In programma il 16 dicembre la nuova versione rivista per orchestra

L’arte guarda ai giovani, con la certezza di puntare al futuro. Negli uffici della Fondazione Ravenna Manifestazioni si è svolta la presentazione dello spettacolo “Il viaggio di Roberto, un treno verso Auschwitz” nella nuova versione rivista per orchestra dall’autore delle musiche Paolo Marzocchi. La produzione ritorna sul palcoscenico del Teatro Alighieri domenica 16 dicembre come fuori abbonamento della Stagione d’Opera e Danza (lunedì 17 e martedì 18 dicembre le matinées riservate alle scuole).

Lo spettacolo sarà in scena anche al Teatro Comunale di Ferrara (21 dicembre) e al Regio di Parma (27 e 28 gennaio) in occasione del Giorno della Memoria.
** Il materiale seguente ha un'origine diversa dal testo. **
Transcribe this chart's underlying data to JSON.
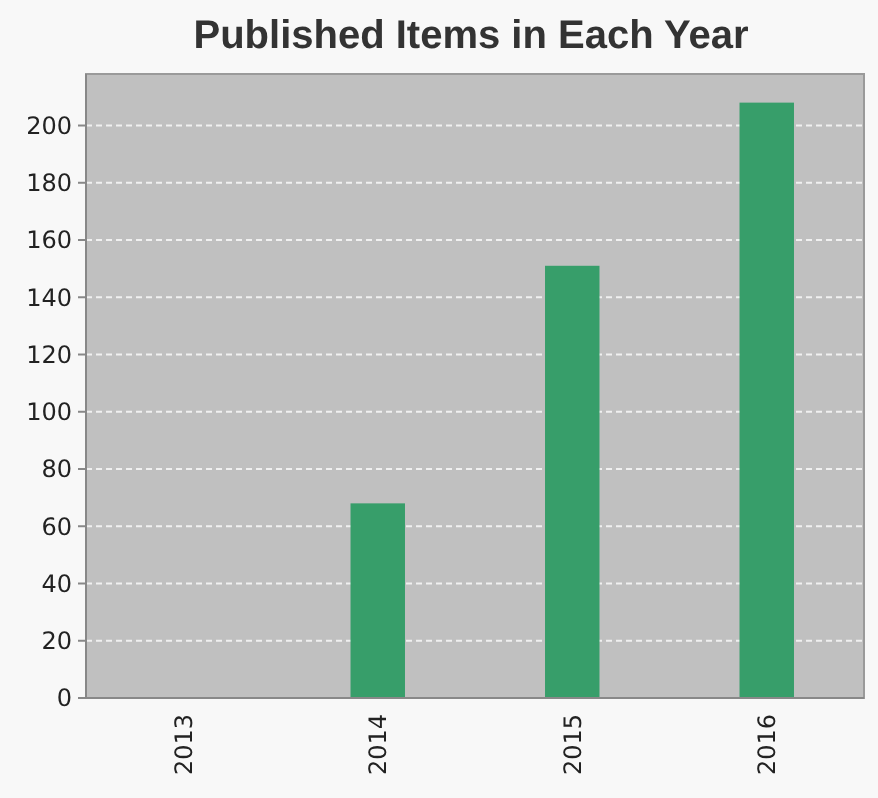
{
  "chart_data": {
    "type": "bar",
    "title": "Published Items in Each Year",
    "categories": [
      "2013",
      "2014",
      "2015",
      "2016"
    ],
    "values": [
      0,
      68,
      151,
      208
    ],
    "color": "#379e6a",
    "ylim": [
      0,
      218
    ],
    "yticks": [
      0,
      20,
      40,
      60,
      80,
      100,
      120,
      140,
      160,
      180,
      200
    ],
    "grid": "y"
  }
}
Nell’occasione è stato presentato il percorso A scuola in teatro 2018/19 dedicato a studenti di Elementari, Medie, Superiori e Universitari, nel quale lo spettacolo è inserito. Il sovrintendente Antonio De Rosa ha evidenziato l’importanza dei giovani: “rappresentano la nostra prima preoccupazione, sono al primo posto nella nostra progettualità”. Si tratta di un interesse ricambiato, visto l’entusiasmo, è stato sottolineato, con cui i ragazzi partecipano agli spettacoli e alle prove. Il progetto coinvolge gli istituti di Forlì-Cesena, Ravenna e Rimini: oltre 7mila gli studenti che hanno partecipato quest’anno. Non si tratta solo di favorire un ricambio generazionale fondamentale per il futuro della musica e del teatro ma anche di diffondere la cultura nelle nuove generazioni. “Il viaggio di Roberto” assume oggi un ulteriore significato come hanno sottolineato il direttore artistico Angelo Nicastro e il regista Alessio Pizzech. Si tratta del “dovere” del ricordo nei confronti della vita rubata ad un bambino, “per meccansmi non casuali e non superati”, ha commentato Nicastro. “Se Primo Levi è riuscito a superare gli inferni, noi possiamo trovare la forza di superare questo tempo”, ha detto Pizzech.

 

Un bambino e la Shoah

Ma qual è la storia di Roberto Bachi? Come viene spiegato nella nota sull'appuntamento, si tratta della drammatica vicenda di una delle quarantamila vittime italiane della Shoah, Roberto Bachi, che visse a Ravenna e qui frequentò la quarta elementare presso la Scuola “Filippo Mordani”. Il 6 dicembre 1943 Roberto partì dal Binario 21 della stazione di Milano, destinazione Auschwitz. Ricostruita grazie ad alcuni suoi ex compagni di classe (Danilo Naglia, Silvano Rosetti e Sergio Squarzina, in scena nella rappresentazione), la vicenda è diventata azione scenica su libretto di Guido Barbieri e musiche di Marzocchi, con la regia di Alessio Pizzech; atto conclusivo di un percorso che si deve all’impegno del compianto Giorgio Gaudenzi negli anni in cui fu direttore didattico della Scuola Mordani. Primi protagonisti della produzione gli alunni della stessa Mordani, che compongono il coro di voci bianche Libere Note diretto da Elisabetta Agostini e Catia Gori, l’Orchestra Arcangelo Corelli diretta da Jacopo Rivani, Franco Costantini e Cinzia Damassa rispettivamente nei panni di un ipotetico compagno di viaggio, Vittorio, e di Ines, la madre di Roberto. Al loro dialogo si contrappone il silenzio di Roberto, rappresentato sulla scena come muto protagonista della storia (nel ruolo si alternano Emmanuel Ranieri, Emiliano Santiago Orioli, Andrea Zannini). I racconti di Vittorio, immaginati, e di Ines, basati su memorie e documenti, sono intercalati dagli interventi cantati dalle apparizioni del padre Armando (il baritono Marcello Rosiello), della maestra Maria Rosa Gambi (il mezzosoprano Anna Bessi) e di personaggi dei libri letti da Roberto che affiorano dalla sua memoria.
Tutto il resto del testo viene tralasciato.